Design for Manufacturing (DFM) Reviews

Some factories will flag obvious manufacturing issues in your design, but a comprehensive DFM analysis—where engineers optimize your CAD files for production efficiency and cost reduction—is rarely included unless explicitly requested.

DFM services can identify issues like undercuts, wall thickness problems, or draft angles that could inflate costs or cause production delays.

Certifications and Testing

Product certifications (FCC, CE, UL, FDA) and third-party lab testing are almost never included in factory quotes. These are separate line items you'll need to coordinate and pay for independently.

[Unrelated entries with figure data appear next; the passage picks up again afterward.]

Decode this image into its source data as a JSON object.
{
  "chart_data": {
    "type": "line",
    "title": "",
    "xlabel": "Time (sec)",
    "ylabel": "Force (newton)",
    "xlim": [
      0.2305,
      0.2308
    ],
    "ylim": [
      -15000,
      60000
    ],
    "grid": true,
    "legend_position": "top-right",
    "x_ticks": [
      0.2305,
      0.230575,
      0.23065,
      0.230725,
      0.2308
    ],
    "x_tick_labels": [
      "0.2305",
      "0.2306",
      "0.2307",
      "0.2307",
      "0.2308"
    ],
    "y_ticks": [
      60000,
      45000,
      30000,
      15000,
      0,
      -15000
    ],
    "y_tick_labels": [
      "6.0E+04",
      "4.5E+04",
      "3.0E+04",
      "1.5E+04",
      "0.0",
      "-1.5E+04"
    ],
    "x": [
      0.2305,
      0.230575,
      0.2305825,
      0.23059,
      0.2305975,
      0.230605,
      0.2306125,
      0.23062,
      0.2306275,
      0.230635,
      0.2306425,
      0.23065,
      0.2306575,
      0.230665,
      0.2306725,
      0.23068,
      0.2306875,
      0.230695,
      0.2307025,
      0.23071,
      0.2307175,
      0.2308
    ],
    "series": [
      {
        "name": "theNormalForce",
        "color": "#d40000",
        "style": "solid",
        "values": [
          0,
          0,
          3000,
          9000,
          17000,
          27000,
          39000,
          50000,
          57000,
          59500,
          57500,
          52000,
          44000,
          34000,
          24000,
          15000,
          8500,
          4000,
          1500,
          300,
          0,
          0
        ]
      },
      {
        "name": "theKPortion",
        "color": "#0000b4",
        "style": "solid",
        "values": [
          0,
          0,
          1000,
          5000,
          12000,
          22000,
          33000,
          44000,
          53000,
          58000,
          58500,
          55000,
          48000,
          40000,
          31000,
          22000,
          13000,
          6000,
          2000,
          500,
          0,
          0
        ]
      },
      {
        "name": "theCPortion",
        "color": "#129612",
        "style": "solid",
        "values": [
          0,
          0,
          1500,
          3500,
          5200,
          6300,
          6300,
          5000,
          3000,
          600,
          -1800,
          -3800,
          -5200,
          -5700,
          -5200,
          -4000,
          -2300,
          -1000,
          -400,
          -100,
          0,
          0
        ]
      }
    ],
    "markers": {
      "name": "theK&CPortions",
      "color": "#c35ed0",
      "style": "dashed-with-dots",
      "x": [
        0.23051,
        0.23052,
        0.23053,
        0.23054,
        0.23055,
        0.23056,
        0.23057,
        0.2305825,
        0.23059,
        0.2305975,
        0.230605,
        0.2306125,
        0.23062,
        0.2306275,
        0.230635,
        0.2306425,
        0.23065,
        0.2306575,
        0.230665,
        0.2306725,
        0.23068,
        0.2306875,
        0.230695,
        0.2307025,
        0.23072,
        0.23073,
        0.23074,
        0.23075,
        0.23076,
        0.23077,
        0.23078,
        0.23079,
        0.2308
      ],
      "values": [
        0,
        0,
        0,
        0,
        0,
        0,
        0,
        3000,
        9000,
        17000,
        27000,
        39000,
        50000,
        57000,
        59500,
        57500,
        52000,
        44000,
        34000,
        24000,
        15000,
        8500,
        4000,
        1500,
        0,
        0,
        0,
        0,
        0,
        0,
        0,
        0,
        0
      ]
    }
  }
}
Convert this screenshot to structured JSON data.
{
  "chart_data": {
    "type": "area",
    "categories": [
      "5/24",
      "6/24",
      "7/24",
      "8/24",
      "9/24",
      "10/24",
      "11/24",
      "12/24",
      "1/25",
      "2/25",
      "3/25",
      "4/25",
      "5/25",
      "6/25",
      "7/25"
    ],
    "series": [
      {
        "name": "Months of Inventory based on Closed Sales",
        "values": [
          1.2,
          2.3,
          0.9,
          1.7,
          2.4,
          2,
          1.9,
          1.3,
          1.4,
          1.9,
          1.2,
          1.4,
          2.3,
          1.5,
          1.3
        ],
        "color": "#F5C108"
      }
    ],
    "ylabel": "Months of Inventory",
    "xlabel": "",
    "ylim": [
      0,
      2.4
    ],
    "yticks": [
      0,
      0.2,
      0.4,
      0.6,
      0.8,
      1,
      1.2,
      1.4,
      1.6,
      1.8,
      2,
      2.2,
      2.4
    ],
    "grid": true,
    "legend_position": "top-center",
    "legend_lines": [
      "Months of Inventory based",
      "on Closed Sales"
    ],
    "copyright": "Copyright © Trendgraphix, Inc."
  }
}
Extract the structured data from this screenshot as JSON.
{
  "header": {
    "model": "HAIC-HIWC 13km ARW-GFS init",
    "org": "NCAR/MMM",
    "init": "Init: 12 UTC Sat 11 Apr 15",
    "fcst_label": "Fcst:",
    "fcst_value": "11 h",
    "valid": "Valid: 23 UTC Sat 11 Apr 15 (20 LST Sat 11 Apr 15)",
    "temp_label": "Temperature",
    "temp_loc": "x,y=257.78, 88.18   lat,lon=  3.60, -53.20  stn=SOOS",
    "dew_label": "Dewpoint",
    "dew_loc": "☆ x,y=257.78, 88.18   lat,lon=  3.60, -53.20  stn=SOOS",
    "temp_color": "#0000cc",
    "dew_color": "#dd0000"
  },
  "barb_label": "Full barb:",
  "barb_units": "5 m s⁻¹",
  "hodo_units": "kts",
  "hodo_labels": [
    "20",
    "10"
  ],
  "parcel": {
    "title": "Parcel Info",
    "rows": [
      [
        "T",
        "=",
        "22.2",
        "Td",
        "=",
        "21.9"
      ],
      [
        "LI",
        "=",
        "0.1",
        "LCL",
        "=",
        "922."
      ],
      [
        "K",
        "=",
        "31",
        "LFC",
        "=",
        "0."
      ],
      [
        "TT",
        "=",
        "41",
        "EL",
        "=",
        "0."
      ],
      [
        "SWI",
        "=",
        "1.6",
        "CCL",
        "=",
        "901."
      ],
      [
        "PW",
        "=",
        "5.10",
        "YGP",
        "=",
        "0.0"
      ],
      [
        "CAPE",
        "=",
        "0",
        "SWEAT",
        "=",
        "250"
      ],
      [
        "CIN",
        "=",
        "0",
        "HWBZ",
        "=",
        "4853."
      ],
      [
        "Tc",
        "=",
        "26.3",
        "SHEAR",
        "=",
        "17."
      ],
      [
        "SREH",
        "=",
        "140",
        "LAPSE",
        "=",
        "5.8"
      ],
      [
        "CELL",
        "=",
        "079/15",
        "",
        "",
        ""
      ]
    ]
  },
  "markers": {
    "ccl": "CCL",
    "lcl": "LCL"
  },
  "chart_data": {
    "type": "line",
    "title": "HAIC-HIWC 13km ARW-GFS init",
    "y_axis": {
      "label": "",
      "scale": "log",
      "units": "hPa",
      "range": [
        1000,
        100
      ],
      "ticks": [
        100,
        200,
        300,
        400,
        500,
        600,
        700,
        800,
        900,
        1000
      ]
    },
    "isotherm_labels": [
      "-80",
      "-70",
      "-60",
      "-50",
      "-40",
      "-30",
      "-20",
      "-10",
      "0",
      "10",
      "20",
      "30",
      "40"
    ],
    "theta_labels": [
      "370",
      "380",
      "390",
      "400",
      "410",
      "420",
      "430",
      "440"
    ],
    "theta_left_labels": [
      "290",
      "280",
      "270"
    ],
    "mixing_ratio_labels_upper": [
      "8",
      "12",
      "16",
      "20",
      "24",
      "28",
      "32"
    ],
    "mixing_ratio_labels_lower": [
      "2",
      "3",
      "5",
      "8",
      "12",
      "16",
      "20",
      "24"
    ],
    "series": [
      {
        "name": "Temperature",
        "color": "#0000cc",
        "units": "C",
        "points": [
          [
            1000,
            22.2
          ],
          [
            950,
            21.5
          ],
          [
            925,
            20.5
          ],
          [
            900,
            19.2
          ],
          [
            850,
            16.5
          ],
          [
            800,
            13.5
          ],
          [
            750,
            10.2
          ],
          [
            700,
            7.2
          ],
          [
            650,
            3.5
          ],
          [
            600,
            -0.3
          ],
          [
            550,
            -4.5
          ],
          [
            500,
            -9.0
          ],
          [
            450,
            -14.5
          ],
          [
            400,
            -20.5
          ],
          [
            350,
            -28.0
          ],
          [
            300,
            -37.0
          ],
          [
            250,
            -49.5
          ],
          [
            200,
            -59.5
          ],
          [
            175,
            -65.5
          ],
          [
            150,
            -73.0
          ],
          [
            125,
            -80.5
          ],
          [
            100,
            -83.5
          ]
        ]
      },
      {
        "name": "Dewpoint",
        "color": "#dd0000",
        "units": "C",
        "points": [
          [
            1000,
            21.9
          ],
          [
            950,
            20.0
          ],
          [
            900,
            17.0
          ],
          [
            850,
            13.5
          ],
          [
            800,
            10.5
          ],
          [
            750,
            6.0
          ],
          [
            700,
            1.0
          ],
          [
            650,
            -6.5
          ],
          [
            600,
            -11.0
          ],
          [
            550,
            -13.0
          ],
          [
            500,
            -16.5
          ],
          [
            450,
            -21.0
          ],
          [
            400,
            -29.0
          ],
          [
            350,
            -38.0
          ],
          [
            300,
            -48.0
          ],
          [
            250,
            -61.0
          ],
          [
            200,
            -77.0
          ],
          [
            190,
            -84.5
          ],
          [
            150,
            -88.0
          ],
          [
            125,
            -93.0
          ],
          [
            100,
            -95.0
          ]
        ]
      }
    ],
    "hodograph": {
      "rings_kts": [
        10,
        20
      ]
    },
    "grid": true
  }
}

For consumer electronics, certification costs can range from $5,000 to $25,000 depending on the product category and target markets.

Custom Packaging Design

While basic packaging (poly bags, plain boxes) is usually included, custom retail packaging with your branding requires separate design, printing plates, and setup fees.

Expect $500–$2,000 for packaging design and another $1,500–$5,000 for printing plates and initial production, depending on complexity.

Revisions and Engineering Changes

Initial quotes assume your design is production-ready. If you need to make changes after tooling has been created, you'll face additional costs for mold modifications, new prototypes, or reworked assemblies.

Minor tweaks might cost a few hundred dollars; significant changes can require new tooling entirely.

Questions to Ask Before Accepting a Quote

To avoid misunderstandings, clarify these points with your factory:

  • What payment terms apply? (Typical is 30% deposit, 70% before shipping)
  • Are tooling costs separate or included?
  • What level of QC is standard, and what costs extra?
  • Does the per-unit cost include packaging?
  • What's the lead time, and are there rush fees?
  • Who owns the tooling after production?

Final Takeaway

A factory quote is just one component of your total product cost. To build an accurate budget, add 20–30% on top of the quoted manufacturing cost to cover shipping, certifications, packaging, and contingencies.

The more specific your questions upfront, the fewer surprises you'll encounter during production. Clarify scope, confirm inclusions in writing, and always request itemized breakdowns before committing to a purchase order.